In the New York Times, Sabrina Tavernise reports:

A brazen ambush by Kurdish militants that left at least 12 Turkish soldiers dead touched off a major escalation in Turkey-Iraq tensions on Sunday, bringing fears that Turkey would retaliate immediately by sending troops across the border into Iraq. But Turkey's prime minister said he delayed a decision, after Secretary of State Condoleezza Rice personally intervened.

Gareth highlights Michael Howard and Fred Attewill (Guardian of London) report which explains that Iraqi president Jalal Talabaini (Kurd) knows where the PKK is in northern Iraq -- how else could he boast that they've "appealed to the PKK to desist fighting" -- and that Talabani declares, "We will not hand any Kurdish man to Turkey, even a Kurdish cat." To be really clear, the thugs the US installed in that region are no more 'peaceful' than any others but they do their slaughters on the down-low. They attack sects and women and attempt to purge/'cleanse' their region but they are repeatedly hailed as the 'model' area. Human rights organizations and religious organizations have repeatedly documented the wide spread, ongoing slaughter but they have been repeatedly ignored by the mainstream press (and not just in the US). The PKK's goal is not all that different from Talabani's and that of other regional government in the northern area, to break off and create their own Kurdish states.

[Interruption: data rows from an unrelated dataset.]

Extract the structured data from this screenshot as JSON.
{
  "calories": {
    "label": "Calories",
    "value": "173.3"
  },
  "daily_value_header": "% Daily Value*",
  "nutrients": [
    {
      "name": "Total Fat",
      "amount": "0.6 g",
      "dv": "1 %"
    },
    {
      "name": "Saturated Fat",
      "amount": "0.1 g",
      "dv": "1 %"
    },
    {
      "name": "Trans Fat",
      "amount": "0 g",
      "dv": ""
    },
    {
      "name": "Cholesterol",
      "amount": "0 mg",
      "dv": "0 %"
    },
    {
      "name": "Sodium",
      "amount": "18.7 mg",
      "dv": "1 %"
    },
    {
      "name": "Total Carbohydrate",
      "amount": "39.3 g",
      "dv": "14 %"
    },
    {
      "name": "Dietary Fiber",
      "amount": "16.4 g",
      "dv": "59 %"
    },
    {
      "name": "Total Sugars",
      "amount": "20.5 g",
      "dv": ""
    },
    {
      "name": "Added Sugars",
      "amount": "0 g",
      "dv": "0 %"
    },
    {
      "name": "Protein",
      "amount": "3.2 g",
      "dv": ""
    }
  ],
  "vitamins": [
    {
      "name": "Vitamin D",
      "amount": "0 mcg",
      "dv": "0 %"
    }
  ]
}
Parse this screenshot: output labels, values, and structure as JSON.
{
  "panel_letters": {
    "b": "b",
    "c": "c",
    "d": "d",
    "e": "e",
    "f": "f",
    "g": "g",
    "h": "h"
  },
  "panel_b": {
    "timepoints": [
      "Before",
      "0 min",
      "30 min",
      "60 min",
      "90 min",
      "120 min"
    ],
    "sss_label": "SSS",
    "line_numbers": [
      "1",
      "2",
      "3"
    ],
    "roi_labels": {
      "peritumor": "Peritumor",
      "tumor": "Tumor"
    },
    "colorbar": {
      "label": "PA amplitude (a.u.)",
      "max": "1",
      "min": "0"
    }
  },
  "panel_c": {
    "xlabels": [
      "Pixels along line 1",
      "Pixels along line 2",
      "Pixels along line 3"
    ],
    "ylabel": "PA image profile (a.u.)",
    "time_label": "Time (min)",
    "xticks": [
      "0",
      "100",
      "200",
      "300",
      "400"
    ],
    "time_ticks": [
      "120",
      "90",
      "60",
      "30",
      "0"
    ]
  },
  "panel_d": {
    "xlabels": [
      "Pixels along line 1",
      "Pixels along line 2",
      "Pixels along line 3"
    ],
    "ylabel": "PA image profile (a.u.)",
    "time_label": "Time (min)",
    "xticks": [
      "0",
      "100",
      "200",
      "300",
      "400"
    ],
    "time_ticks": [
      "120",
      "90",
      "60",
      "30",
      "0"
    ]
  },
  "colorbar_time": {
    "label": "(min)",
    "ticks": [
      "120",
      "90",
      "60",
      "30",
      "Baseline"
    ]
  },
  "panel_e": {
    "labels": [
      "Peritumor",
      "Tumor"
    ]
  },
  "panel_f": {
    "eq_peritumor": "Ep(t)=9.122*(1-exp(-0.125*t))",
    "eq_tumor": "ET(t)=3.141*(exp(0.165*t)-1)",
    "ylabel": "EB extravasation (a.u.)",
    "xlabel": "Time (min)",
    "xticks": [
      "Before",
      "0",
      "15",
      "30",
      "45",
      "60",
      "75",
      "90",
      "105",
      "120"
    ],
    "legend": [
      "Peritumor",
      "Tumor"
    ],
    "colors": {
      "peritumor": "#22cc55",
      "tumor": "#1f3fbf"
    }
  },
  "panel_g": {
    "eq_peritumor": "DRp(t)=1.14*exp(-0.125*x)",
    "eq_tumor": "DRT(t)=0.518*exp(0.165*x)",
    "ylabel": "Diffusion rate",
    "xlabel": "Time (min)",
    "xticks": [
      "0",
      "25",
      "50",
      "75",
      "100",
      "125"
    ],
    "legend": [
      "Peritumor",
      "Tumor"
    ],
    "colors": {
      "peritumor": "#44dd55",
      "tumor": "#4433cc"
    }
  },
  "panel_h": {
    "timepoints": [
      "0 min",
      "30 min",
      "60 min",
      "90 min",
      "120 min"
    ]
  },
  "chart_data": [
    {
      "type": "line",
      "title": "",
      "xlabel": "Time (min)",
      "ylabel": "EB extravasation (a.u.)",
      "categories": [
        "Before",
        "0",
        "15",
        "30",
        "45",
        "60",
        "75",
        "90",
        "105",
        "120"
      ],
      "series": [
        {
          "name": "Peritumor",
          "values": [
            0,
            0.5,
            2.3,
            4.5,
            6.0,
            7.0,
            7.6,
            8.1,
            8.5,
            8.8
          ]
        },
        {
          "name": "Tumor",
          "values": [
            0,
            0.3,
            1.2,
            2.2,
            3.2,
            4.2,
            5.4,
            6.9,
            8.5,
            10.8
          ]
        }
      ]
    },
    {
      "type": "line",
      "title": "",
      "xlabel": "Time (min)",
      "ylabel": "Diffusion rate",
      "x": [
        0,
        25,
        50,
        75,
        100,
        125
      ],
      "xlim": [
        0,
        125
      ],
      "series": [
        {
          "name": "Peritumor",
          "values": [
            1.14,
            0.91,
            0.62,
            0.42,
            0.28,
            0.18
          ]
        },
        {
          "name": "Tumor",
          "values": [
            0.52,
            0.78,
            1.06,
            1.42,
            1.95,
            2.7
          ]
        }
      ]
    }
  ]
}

Annette notes Bob Kerr's "Dahlia Wasfi puts a face on the people" (Rhode Island's The Providence Journal):

As she was crossing from Iraq into Jordan in 2004, Dahlia Wasfi had one of those conflicting moments that often befall people who want to keep their anger over the war on high heat.
Behind her was a three-week visit with family during which she had seen the fear, deprivation and destruction the American occupation has created. She was heading back home to Denver with a full and infuriating load of painful images.
But there, at the border, she met a young American soldier. He was a kid from New Jersey, and he was incredibly polite and helpful. They talked about hometowns. He put a human face and human sensibility on a situation that she wanted to keep in its own dark place.
That meeting at the border has become part of what she takes on the road now. The small details of her travels back and forth to Iraq make up what has become one of the more prominent attempts to tell people here about life over there.
Wasfi was born in 1971 of a Jewish mother and Iraqi father who met during their college days in New York. She is a doctor, but she has put her medical career on hold to take the story of life in Iraq under U.S. occupation to as many places as she can. She brings it to the List Art Center at Brown University on Tuesday at 7 p.m.
"I wanted to put a face on the Iraqi people," she said during an interview from her home in Denver.
She tells a story too seldom told in the early days of the war and one that is still not given the attention it should have. It is the story of how once daily routine in Iraq has been turned into a hellish test of survival. It is the story of what we have done to people who never asked us to come on over and save them.


Annette also comments that Dahlia Wasfi is among the many voices excluded by Mother Jones "but they might have had to kick some military brass off their xenophobic panel to include an authentic voice."